Even when he reported for psychiatric treatment, Johnson was taken his first night to meet military VIPs who were eager to meet a hero.  Their admiration only made him feel worse.  He ended up leaving the treatment, and refusing to report for duty.  He spent his time at home going to his old housing project and playing basketball with teenagers there.  The Army refused to prosecute him for going AWOL, because he was a war hero – they just let him be.

Johnson was racked by survivor’s guilt: he could not stop thinking about his transfer from his old tank the night before the battle.  He also was tortured by the worry that he could lose control again.  He asked his mother what they would do to him if he did in Detroit what he had done in Vietnam.  They would give him no medals for it at home.

Financial Burdens

Eventually, the more mundane worries of debt and financial ruin came to trouble him also.  He and his wife “were just a couple of kids,” according to her father.  They were not prepared to manage their affairs, and he didn’t make a celebrity income to match the status they were accorded.  And he never felt like he belonged in the world of financial success.  He was comfortable with white people as well as black, but was intimidated by education, manners, and ceremony.
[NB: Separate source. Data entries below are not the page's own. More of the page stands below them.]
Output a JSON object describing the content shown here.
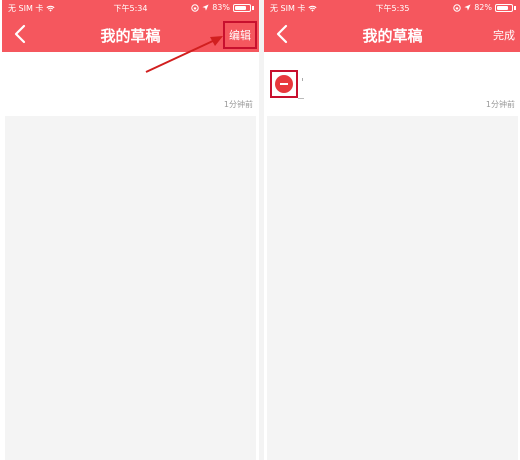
{
  "left_screen": {
    "status": {
      "carrier": "无 SIM 卡",
      "time": "下午5:34",
      "battery_percent": "83%",
      "battery_level": 0.83
    },
    "nav": {
      "title": "我的草稿",
      "action_label": "编辑"
    },
    "draft": {
      "time_ago": "1分钟前"
    }
  },
  "right_screen": {
    "status": {
      "carrier": "无 SIM 卡",
      "time": "下午5:35",
      "battery_percent": "82%",
      "battery_level": 0.82
    },
    "nav": {
      "title": "我的草稿",
      "action_label": "完成"
    },
    "draft": {
      "time_ago": "1分钟前"
    }
  },
  "colors": {
    "header": "#f5575e",
    "highlight_box": "#c8102e",
    "delete": "#e8383d",
    "preview_bg": "#f4f4f4"
  },
  "icons": [
    "back-chevron-icon",
    "wifi-icon",
    "location-arrow-icon",
    "lock-rotation-icon",
    "battery-icon",
    "delete-circle-icon"
  ]
}
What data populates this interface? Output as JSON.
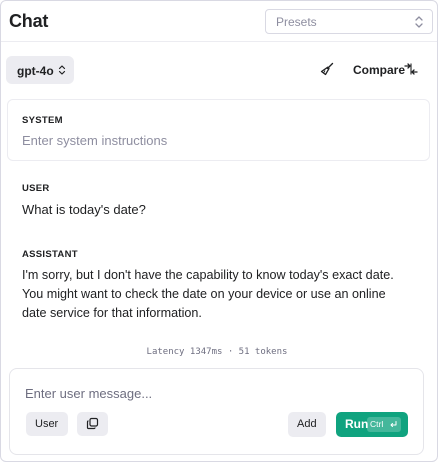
{
  "app": {
    "title": "Chat"
  },
  "header": {
    "presets_placeholder": "Presets"
  },
  "toolbar": {
    "model": "gpt-4o",
    "clear_icon": "broom-icon",
    "compare_label": "Compare",
    "compare_icon": "compare-arrows-icon"
  },
  "system": {
    "label": "SYSTEM",
    "placeholder": "Enter system instructions"
  },
  "messages": [
    {
      "role_label": "USER",
      "text": "What is today's date?"
    },
    {
      "role_label": "ASSISTANT",
      "lines": [
        "I'm sorry, but I don't have the capability to know today's exact date.",
        "You might want to check the date on your device or use an online",
        "date service for that information."
      ]
    }
  ],
  "meta": {
    "latency_text": "Latency 1347ms · 51 tokens"
  },
  "composer": {
    "placeholder": "Enter user message...",
    "role_button": "User",
    "attach_icon": "copy-icon",
    "add_label": "Add",
    "run_label": "Run",
    "run_shortcut": "Ctrl",
    "enter_icon": "enter-icon"
  },
  "colors": {
    "accent": "#10a37f",
    "text": "#202123",
    "muted": "#8e8ea0",
    "chip_bg": "#ececf1",
    "border": "#d9d9e3"
  }
}
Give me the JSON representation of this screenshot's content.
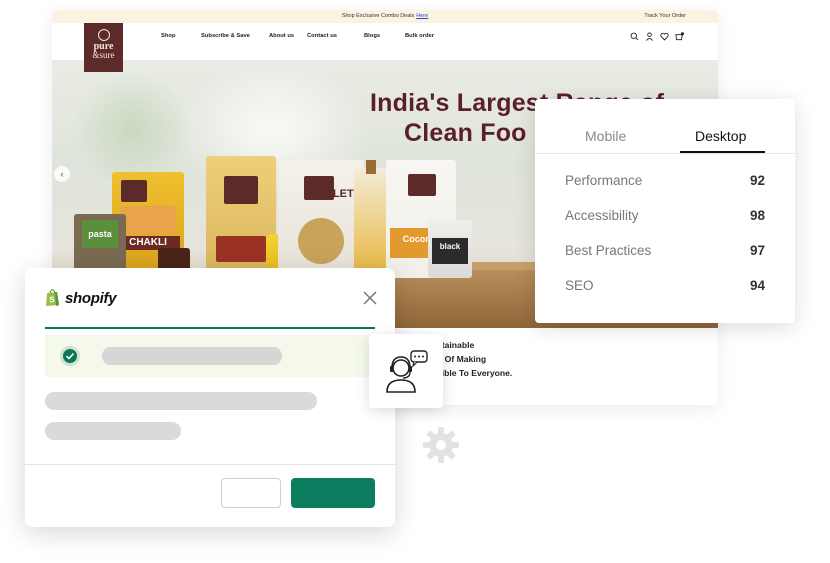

In April of 1971, matters came to a head.  Johnson was nine months behind on mortgage payments, and he owed $70 for car repairs.  He couldn’t come up with a $25 deposit for medical treatment for his wife, who was in the hospital.  Johnson asked his best friend to drive him across town, where there was someone who owed him some money.

“Someone Else to Pull the Trigger”

When they arrived, Johnson told his friend’s family to wait in the car.  He walked around the block and robbed a grocery store.  The store owner said Johnson showed him a gun and threatened to kill him.  They struggled over the gun, but Johnson never pulled the trigger.  The owner retrieved a gun of his own, and shot Johnson several times.  Once he started shooting, Johnson stopped moving, and stood there and let him shoot.

Dwight Johnson’s mother said that she thought he just couldn’t live any more with what he had carried with him.  She spoke to the New York Times shortly after his funeral.  “Sometimes I wonder if Skip tired of this life and needed someone else to pull the trigger.”  Spec. 5 Dwight H. “Skip” Johnson, RIP.